Schoolteachers in Texas will be allowed to use lethal force against students without risking legal repercussions if a new bill being considered in the Lone Star State’s legislature becomes a law.
The bill –HB 868, or the “Teacher’s Protection Act” – affords educators legal immunity in the unlikely event that they happen to kill any of their students during school-sanctioned events.
Specifically, the bill – introduced to the Texas State Legislature on January 22 by Rep. Dan Flynn (R-Canton) – says “an educator is justified in using force or deadly force on school property, on a school bus or at a school-sponsored event in defense of the educator’s person or in defense of students of the school that employs the educator if, under the circumstances as the educator reasonably believes them to be, the educator would be justified…in using force or deadly force, as applicable, in defense of the educator or students.”
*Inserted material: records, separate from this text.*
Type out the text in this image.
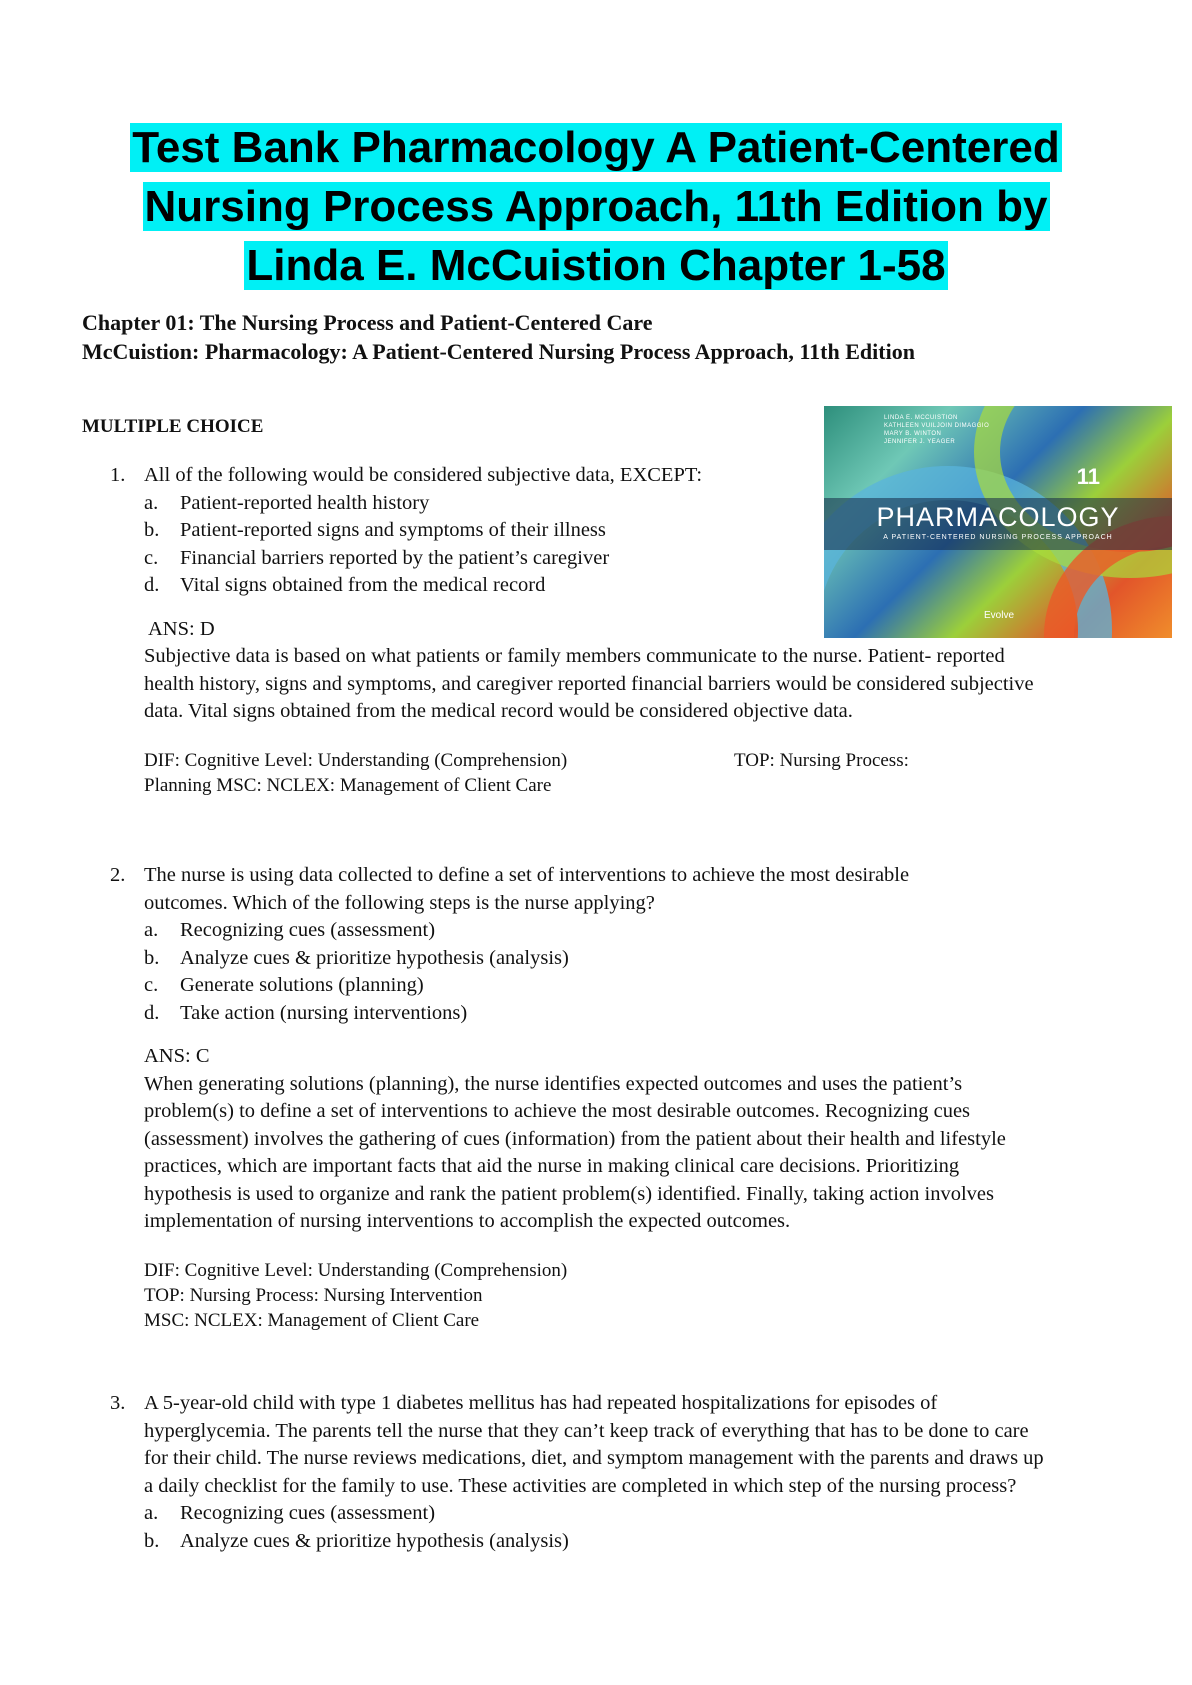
Test Bank Pharmacology A Patient-Centered
Nursing Process Approach, 11th Edition by
Linda E. McCuistion Chapter 1-58
Chapter 01: The Nursing Process and Patient-Centered Care
McCuistion: Pharmacology: A Patient-Centered Nursing Process Approach, 11th Edition
MULTIPLE CHOICE	LINDA E. MCCUISTION
KATHLEEN VUILJOIN DIMAGGIO
MARY B. WINTON
JENNIFER J. YEAGER
11
PHARMACOLOGY
A PATIENT-CENTERED NURSING PROCESS APPROACH
Evolve
1. All of the following would be considered subjective data, EXCEPT:
a.	Patient-reported health history
b.	Patient-reported signs and symptoms of their illness
c.	Financial barriers reported by the patient’s caregiver
d.	Vital signs obtained from the medical record
ANS: D
Subjective data is based on what patients or family members communicate to the nurse. Patient- reported health history, signs and symptoms, and caregiver reported financial barriers would be considered subjective data. Vital signs obtained from the medical record would be considered objective data.
DIF: Cognitive Level: Understanding (Comprehension)	TOP: Nursing Process:
Planning MSC: NCLEX: Management of Client Care
2. The nurse is using data collected to define a set of interventions to achieve the most desirable outcomes. Which of the following steps is the nurse applying?
a.	Recognizing cues (assessment)
b.	Analyze cues & prioritize hypothesis (analysis)
c.	Generate solutions (planning)
d.	Take action (nursing interventions)
ANS: C
When generating solutions (planning), the nurse identifies expected outcomes and uses the patient’s problem(s) to define a set of interventions to achieve the most desirable outcomes. Recognizing cues (assessment) involves the gathering of cues (information) from the patient about their health and lifestyle practices, which are important facts that aid the nurse in making clinical care decisions. Prioritizing hypothesis is used to organize and rank the patient problem(s) identified. Finally, taking action involves implementation of nursing interventions to accomplish the expected outcomes.
DIF: Cognitive Level: Understanding (Comprehension)
TOP: Nursing Process: Nursing Intervention
MSC: NCLEX: Management of Client Care
3. A 5-year-old child with type 1 diabetes mellitus has had repeated hospitalizations for episodes of hyperglycemia. The parents tell the nurse that they can’t keep track of everything that has to be done to care for their child. The nurse reviews medications, diet, and symptom management with the parents and draws up a daily checklist for the family to use. These activities are completed in which step of the nursing process?
a.	Recognizing cues (assessment)
b.	Analyze cues & prioritize hypothesis (analysis)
Indeed, the language does not limit any hypothetical action on the educator’s part to be done in self-defense: the proposed bill actually allows teachers to use deadly force on children if they believe another student or their self is in danger.
As of August 2014, Texas was among eight states in the country where laws allow school employees to carry firearms on campus, according to the National Conference of State Legislatures. And, as the Houston Chronicle pointed out this week, teachers in Texas are already granted immunity if they assault a student, and the “use of force, but not deadly force, against a [student] is justified.”
If approved, Rep. Flynn’s law would enhance the current legislation in order to let teachers get off the hook – not just for striking a student, but actually killing them.
Monty Exter – a lobbyist with the state’s largest educator group, the Association of Texas Professional Educators (ATPE) – told the Chronicle that Flynn’s proposal wouldn’t actually change much since the Lone Star State already lets adults kill one another if done in self-defense.
Even still, Exter said the issue should be brought up locally by school boards, not the state legislature.
“We understand he’s trying to carve out some liability protections. But, we can’t see that the liability protection in that particular bill is any different than the protection that exists in law for a regular citizen,” the lobbyist said of Flynn’s proposed law.
“Educators in Texas actually do have some legal protections that do allow them to use physical force to protect themselves and protect others, as long as the use of physical force is reasonable,” added Paul Tapp, a managing attorney with ATPE.
The Teacher’s Protection Act isn’t the only one of Flynn’s proposals to make headlines lately: the politician is also looking to make sure no “foreign laws” are honored in the United States legal system by touting another bill, HB 670, authored by the Republican in an apparent attempt to keep certain religions from having any influence in the courts.
“There is no question the Judeo-Christian heritage we covet and aim to protect is under attack,” Flynn wrote last year. “We the American people must wake up and recognize the Spiritual Warfare raging in America. We must strengthen those American principles and traditions that made us so prosperous and free, as it is only a matter of time before the same kind of cultural supplanting is manifested within our shores.”
If approved, Flynn said that proposal “will require our Texas Judicial System to only allow American Law on American Soil in our Texas Courts.”